Adam soon learns that the only way to be successful is to lean into the stereotypes of his opponents… and before we know it we’re in an unmoderated YouTube comment section, slur after slur only making the crowd louder and louder. With a script upon which Kahn collaborated with ex-battle-rapper Alex “Kid Twist” Larsen, the bars that these fictional rappers proceed to spew are more cohesive than any humanly-possible retort. And that’s half the fun: the oneupmanship extends to ludicrous lengths where it feels like the entire Urban Dictionary has been printed, filed, verbally reconfigured and weaponised.

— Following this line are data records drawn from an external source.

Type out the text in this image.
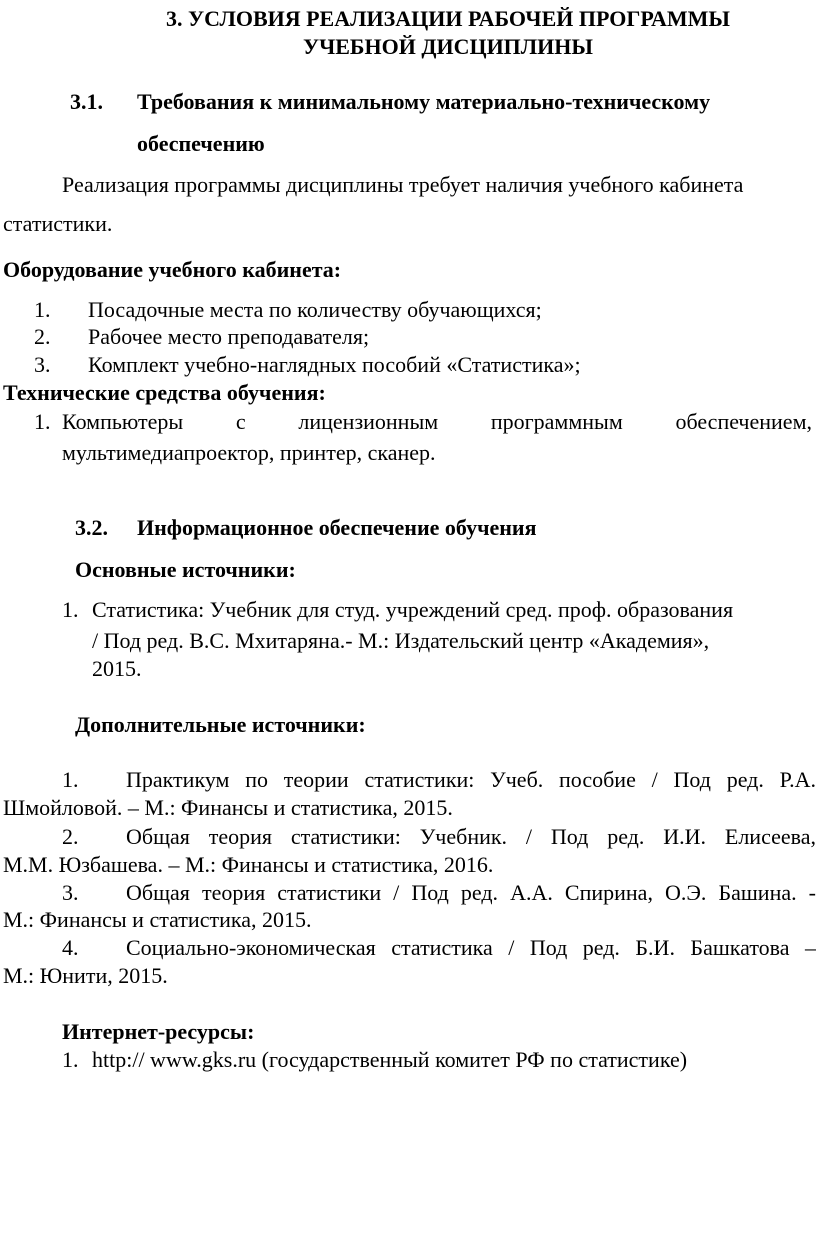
3. УСЛОВИЯ РЕАЛИЗАЦИИ РАБОЧЕЙ ПРОГРАММЫ
УЧЕБНОЙ ДИСЦИПЛИНЫ
3.1. Требования к минимальному материально-техническому
обеспечению
Реализация программы дисциплины требует наличия учебного кабинета
статистики.
Оборудование учебного кабинета:
1. Посадочные места по количеству обучающихся;
2. Рабочее место преподавателя;
3. Комплект учебно-наглядных пособий «Статистика»;
Технические средства обучения:
1. Компьютеры с лицензионным программным обеспечением,
мультимедиапроектор, принтер, сканер.
3.2. Информационное обеспечение обучения
Основные источники:
1. Статистика: Учебник для студ. учреждений сред. проф. образования
/ Под ред. В.С. Мхитаряна.- М.: Издательский центр «Академия»,
2015.
Дополнительные источники:
1. Практикум по теории статистики: Учеб. пособие / Под ред. Р.А.
Шмойловой. – М.: Финансы и статистика, 2015.
2. Общая теория статистики: Учебник. / Под ред. И.И. Елисеева,
М.М. Юзбашева. – М.: Финансы и статистика, 2016.
3. Общая теория статистики / Под ред. А.А. Спирина, О.Э. Башина. -
М.: Финансы и статистика, 2015.
4. Социально-экономическая статистика / Под ред. Б.И. Башкатова –
М.: Юнити, 2015.
Интернет-ресурсы:
1. http:// www.gks.ru (государственный комитет РФ по статистике)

In an extremely on-brand interview with Buzzfeed, Kahn tells that he wanted to create “a world where a white guy and a black guy could make completely racist jokes against each other … and then they go get a beer together.” It’s a premise that lends itself well to the current state of internet culture – the most heinous shit can be said when you’re hiding behind a mask, or under the guise of performance.

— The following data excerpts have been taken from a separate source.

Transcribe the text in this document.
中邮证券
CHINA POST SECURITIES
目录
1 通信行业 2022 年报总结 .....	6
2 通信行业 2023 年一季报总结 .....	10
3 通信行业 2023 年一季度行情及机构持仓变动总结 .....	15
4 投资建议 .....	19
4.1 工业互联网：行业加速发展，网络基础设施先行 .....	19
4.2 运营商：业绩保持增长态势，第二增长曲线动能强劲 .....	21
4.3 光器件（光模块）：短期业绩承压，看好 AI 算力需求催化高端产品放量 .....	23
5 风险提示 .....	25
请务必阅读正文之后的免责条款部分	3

Simultaneously, Bodied interrogates this “identity politics stalemate” and gives room to float all these ideas without doubling down on any particular indictment. The self-reflexive mode it assumes, like all of Kahn’s work, constructs a shield which is effectively invulnerable to criticism. He anticipates your reaction, writes it into the script and then spits some satirical version of yourself back onto the screen… and then laughs at you all over again.

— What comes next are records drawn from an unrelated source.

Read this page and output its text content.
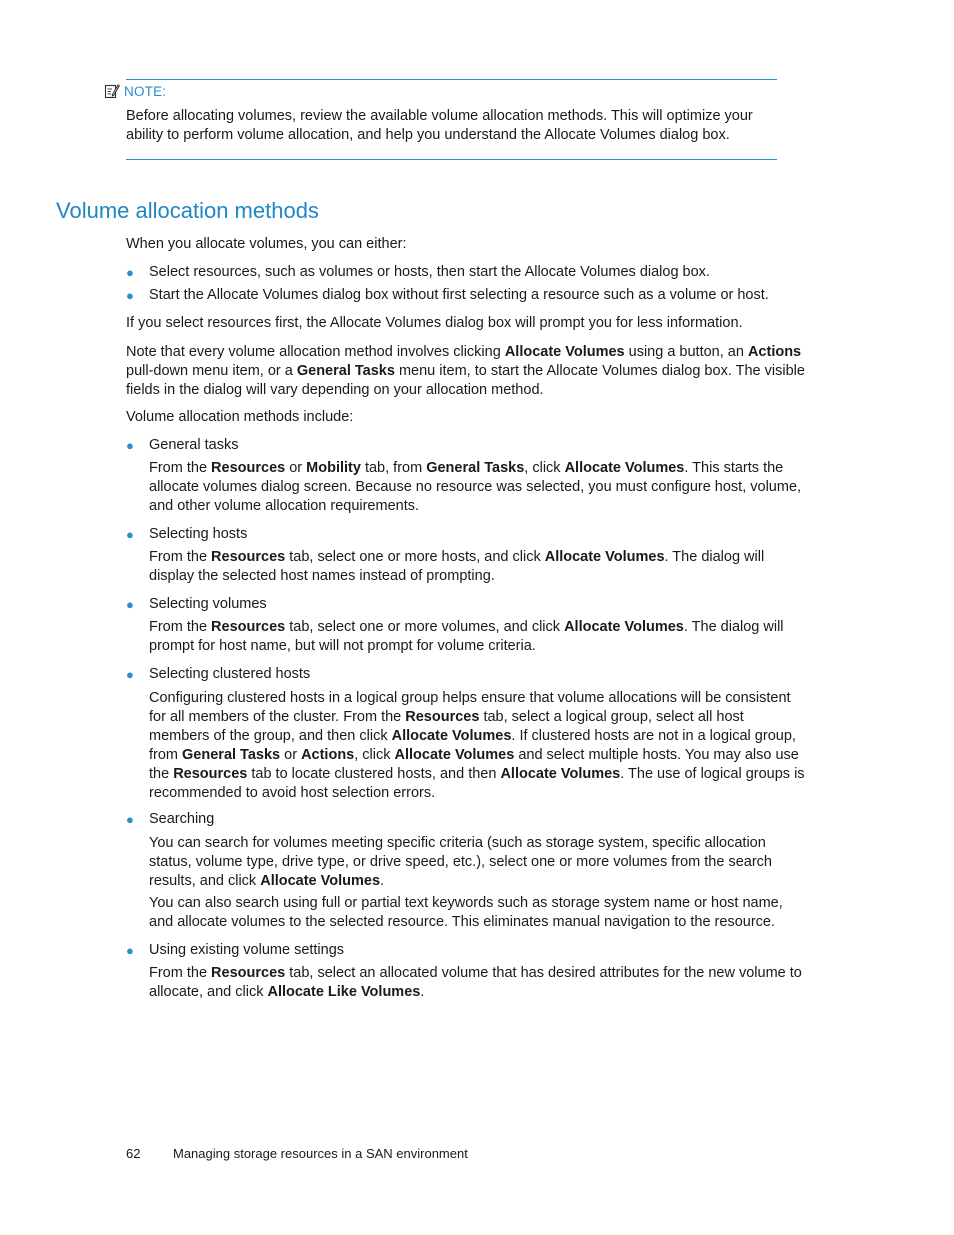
NOTE:
Before allocating volumes, review the available volume allocation methods. This will optimize your ability to perform volume allocation, and help you understand the Allocate Volumes dialog box.
Volume allocation methods

When you allocate volumes, you can either:

●	Select resources, such as volumes or hosts, then start the Allocate Volumes dialog box.
●	Start the Allocate Volumes dialog box without first selecting a resource such as a volume or host.

If you select resources first, the Allocate Volumes dialog box will prompt you for less information.

Note that every volume allocation method involves clicking Allocate Volumes using a button, an Actions pull-down menu item, or a General Tasks menu item, to start the Allocate Volumes dialog box. The visible fields in the dialog will vary depending on your allocation method.

Volume allocation methods include:

●	General tasks

From the Resources or Mobility tab, from General Tasks, click Allocate Volumes. This starts the allocate volumes dialog screen. Because no resource was selected, you must configure host, volume, and other volume allocation requirements.

●	Selecting hosts

From the Resources tab, select one or more hosts, and click Allocate Volumes. The dialog will display the selected host names instead of prompting.

●	Selecting volumes

From the Resources tab, select one or more volumes, and click Allocate Volumes. The dialog will prompt for host name, but will not prompt for volume criteria.

●	Selecting clustered hosts

Configuring clustered hosts in a logical group helps ensure that volume allocations will be consistent for all members of the cluster. From the Resources tab, select a logical group, select all host members of the group, and then click Allocate Volumes. If clustered hosts are not in a logical group, from General Tasks or Actions, click Allocate Volumes and select multiple hosts. You may also use the Resources tab to locate clustered hosts, and then Allocate Volumes. The use of logical groups is recommended to avoid host selection errors.

●	Searching

You can search for volumes meeting specific criteria (such as storage system, specific allocation status, volume type, drive type, or drive speed, etc.), select one or more volumes from the search results, and click Allocate Volumes.

You can also search using full or partial text keywords such as storage system name or host name, and allocate volumes to the selected resource. This eliminates manual navigation to the resource.

●	Using existing volume settings

From the Resources tab, select an allocated volume that has desired attributes for the new volume to allocate, and click Allocate Like Volumes.

62	Managing storage resources in a SAN environment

It’s the cinematic equivalent of the “I forced a bot” Twitter meme about making a neural net watch a thousand hours of any given television show and produce a script - except Kahn’s bot was forced to scroll 2018's entire Twitter feed and produce a film around that, while exposing itself as the fake bot that it really is in the process. We see ourselves in the film, our assumptions are challenged, and Kahn tries to deconstruct the who, what, where and how of our preconceptions.

At one critical juncture, Adam discovers that his mentor/idol, battle rap veteran Behn Grymm (Jackie Long) is a family-man game-designer, a far cry from the thug persona with which he armours himself. Adam is taken aback, and Kahn subverts this trope while pointing a finger at the audience for assuming that was ever the case.

During such startling moments, one is grateful that Kahn takes a break from the lucrative world of music video and puts his “millions” on the line for these things. Bodied serves up entertainment that’s as exciting as it is insightful: a crucial airing of unspoken prejudices powered with sufficient energy to move mountains… Are we ready for it?

Bodied is playing 18 August at Hoyts.